Şu an için kafası keldi ama dışarı çıktığında başına tam oturan bir şapka takıyordu, bu şapkada bulunan bir delikten perçemi geçiyor, omzuna sarkıyordu. Genellikle peruk takan üst ve orta sınıfın bu geleneğini benimsemek için Chebron henüz gençti. Bu kafa kazıtma âdeti Amuba’ya bir müddet hiç hoş gelmemişti. Kuşkusuz Mısırlılar bu geleneği serinlik ve temizlik adına benimsemişti ama Amuba Mısırlıların taktığı acayip ve çetrefilli peruklarla gezinmektense saçını tozdan korumak adına her türlü acıya katlanmayı tercih edeceğini düşünüyordu.

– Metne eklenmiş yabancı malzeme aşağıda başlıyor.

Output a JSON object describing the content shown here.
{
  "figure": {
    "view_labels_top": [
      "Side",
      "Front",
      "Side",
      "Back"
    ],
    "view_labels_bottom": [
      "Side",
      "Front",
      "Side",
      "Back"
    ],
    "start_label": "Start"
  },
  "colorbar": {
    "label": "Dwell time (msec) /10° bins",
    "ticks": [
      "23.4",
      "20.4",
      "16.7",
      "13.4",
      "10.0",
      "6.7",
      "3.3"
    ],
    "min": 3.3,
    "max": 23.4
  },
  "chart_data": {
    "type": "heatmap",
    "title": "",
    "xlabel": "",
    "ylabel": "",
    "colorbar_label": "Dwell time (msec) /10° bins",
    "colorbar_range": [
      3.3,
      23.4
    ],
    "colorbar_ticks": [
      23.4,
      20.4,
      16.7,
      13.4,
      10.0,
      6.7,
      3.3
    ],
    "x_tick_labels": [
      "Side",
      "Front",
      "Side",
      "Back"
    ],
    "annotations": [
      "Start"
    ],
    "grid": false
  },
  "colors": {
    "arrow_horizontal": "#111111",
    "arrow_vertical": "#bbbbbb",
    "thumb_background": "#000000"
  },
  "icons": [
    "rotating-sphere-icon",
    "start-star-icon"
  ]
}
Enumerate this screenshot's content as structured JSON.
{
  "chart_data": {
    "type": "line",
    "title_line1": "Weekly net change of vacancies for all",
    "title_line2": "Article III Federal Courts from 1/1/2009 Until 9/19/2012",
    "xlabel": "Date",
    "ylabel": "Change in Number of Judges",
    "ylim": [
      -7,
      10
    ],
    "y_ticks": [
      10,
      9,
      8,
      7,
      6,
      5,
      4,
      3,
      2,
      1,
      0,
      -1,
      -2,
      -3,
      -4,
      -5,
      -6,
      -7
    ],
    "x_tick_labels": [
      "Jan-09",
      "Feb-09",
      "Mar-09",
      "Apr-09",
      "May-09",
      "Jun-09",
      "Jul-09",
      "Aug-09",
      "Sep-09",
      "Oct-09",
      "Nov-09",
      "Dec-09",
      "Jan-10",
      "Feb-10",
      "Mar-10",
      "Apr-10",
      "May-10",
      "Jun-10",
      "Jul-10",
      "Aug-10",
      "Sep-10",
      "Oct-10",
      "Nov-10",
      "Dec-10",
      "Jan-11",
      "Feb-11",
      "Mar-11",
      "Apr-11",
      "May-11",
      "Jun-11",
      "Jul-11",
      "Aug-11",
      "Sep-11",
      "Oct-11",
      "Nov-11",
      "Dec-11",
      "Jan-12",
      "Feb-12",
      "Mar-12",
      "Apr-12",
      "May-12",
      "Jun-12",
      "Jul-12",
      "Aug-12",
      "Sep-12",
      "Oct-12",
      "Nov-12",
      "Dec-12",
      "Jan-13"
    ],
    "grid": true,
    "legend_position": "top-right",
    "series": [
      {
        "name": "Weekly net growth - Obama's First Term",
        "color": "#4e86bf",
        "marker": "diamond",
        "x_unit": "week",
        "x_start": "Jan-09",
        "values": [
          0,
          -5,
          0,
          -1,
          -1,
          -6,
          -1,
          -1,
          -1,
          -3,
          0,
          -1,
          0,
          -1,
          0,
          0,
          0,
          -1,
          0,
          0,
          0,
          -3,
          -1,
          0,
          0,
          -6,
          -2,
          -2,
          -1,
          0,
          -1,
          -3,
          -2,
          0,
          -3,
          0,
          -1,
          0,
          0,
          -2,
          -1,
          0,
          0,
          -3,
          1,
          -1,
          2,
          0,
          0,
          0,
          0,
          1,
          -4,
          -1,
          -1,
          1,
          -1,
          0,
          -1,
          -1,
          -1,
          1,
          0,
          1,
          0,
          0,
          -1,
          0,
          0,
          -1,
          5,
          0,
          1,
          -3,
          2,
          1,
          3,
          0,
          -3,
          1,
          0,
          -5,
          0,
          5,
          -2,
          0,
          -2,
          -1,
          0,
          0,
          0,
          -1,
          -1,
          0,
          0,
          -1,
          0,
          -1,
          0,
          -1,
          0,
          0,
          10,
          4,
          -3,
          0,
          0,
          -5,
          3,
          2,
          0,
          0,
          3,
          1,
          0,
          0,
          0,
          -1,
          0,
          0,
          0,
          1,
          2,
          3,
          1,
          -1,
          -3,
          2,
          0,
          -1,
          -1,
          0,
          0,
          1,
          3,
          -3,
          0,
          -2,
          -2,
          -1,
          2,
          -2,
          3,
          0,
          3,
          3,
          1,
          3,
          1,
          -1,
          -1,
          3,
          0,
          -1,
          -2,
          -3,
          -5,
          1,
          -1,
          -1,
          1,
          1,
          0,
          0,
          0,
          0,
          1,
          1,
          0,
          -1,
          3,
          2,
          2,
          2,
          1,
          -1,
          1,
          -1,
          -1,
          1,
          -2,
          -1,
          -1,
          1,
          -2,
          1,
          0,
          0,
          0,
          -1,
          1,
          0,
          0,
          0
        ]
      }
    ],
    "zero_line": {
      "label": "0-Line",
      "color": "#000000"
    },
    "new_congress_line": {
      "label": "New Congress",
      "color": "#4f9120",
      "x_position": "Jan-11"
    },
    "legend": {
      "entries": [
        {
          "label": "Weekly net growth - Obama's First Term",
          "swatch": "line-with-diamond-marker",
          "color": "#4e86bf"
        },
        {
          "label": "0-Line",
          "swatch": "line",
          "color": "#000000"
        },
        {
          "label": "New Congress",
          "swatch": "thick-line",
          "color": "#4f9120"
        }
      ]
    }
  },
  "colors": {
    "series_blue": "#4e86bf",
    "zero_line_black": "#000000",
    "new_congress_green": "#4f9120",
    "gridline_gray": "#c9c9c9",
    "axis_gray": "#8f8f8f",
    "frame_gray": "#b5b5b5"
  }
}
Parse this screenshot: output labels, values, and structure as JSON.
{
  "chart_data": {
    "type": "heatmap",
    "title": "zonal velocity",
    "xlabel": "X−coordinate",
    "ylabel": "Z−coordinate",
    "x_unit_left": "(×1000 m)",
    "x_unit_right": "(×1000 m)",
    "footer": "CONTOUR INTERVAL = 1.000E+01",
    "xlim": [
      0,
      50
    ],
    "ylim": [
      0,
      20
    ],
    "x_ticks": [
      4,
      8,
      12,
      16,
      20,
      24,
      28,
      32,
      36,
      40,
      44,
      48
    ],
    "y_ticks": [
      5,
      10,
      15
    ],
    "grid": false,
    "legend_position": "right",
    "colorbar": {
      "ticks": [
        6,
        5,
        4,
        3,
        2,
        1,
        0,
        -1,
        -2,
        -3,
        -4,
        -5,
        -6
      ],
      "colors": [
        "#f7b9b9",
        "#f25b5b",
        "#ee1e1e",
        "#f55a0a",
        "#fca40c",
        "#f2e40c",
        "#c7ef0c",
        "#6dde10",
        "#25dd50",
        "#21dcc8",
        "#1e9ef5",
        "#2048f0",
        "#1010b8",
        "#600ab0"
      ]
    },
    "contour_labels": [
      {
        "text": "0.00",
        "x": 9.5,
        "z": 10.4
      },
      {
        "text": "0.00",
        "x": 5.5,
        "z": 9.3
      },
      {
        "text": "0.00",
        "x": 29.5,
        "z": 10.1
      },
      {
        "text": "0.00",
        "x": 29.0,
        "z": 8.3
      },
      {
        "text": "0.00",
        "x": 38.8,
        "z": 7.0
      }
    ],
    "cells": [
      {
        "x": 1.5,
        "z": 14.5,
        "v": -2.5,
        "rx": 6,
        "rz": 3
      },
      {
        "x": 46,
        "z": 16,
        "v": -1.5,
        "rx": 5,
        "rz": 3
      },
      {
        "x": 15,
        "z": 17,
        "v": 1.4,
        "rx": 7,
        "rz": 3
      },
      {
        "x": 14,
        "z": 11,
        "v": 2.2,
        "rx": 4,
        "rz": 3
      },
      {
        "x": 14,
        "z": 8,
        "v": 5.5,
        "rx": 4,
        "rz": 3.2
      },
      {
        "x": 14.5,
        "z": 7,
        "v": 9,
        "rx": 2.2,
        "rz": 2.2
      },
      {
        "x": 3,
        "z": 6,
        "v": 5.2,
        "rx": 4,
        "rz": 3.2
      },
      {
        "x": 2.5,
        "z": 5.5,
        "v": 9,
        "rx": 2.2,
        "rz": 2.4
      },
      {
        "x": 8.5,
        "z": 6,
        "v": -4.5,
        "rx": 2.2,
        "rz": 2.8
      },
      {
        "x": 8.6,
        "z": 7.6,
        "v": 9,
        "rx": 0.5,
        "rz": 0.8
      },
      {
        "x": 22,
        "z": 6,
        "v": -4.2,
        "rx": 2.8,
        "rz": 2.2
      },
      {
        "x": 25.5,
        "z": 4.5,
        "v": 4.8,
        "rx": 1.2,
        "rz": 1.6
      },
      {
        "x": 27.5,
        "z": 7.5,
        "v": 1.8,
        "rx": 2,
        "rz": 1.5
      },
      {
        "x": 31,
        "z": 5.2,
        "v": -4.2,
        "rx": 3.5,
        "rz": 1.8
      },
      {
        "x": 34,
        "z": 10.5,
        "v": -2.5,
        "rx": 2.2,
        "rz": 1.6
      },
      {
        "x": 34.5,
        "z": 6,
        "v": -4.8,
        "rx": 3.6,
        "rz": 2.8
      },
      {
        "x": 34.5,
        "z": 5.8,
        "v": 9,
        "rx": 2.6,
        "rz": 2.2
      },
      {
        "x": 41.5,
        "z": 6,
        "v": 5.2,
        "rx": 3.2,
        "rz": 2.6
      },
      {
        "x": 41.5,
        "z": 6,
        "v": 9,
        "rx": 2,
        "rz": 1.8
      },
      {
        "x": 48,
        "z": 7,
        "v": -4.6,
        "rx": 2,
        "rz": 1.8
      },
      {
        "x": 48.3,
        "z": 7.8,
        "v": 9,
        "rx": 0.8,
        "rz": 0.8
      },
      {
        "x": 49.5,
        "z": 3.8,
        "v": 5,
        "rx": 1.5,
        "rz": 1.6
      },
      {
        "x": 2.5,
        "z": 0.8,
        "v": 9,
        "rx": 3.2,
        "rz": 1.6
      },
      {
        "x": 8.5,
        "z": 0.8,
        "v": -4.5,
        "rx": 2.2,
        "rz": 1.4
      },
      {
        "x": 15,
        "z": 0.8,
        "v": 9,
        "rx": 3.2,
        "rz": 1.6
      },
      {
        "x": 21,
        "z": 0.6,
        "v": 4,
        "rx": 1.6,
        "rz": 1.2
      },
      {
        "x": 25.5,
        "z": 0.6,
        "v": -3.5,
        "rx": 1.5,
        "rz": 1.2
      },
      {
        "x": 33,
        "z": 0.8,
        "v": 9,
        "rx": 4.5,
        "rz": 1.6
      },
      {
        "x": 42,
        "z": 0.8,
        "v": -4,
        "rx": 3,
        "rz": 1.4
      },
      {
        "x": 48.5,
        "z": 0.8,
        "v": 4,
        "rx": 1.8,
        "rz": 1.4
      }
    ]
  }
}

Çok geçmeden rahibin peşinden eve girdiler. Giriş kapısından geçtiklerinde geniş bir salona vardılar. Yan tarafta çatıyı taşıyan ve her bir duvardan üç dört metre mesafede duran bir dizi devasa kolon vardı; duvarlar mermer ve diğer renkli taşlarla kaplıydı, yerler de aynı malzemelerle döşenmişti; tam ortada bir çeşme akıyor, suyu oldukça yükseğe fışkırtıyordu çünkü salonun kolonlar arasında kalan kısmının açık tavanı gökyüzüne bakıyordu; odada çok çeşitli şekillerde bir sürü oturulacak yer bulunuyordu; palmiyeler ve zarif yapraklı diğer bitkilerin olduğu kocaman saksılar vardı. Tavan şık desenlerle rengârenk boyanmıştı. Uzun bir sedirin üzerinde ise bir kadın oturuyordu. Sedirin arkası boştu ama bir ucu kol desteği olarak uzanıyordu, sedirin iki tarafında da hayvan kafası suretleri oyulmuştu.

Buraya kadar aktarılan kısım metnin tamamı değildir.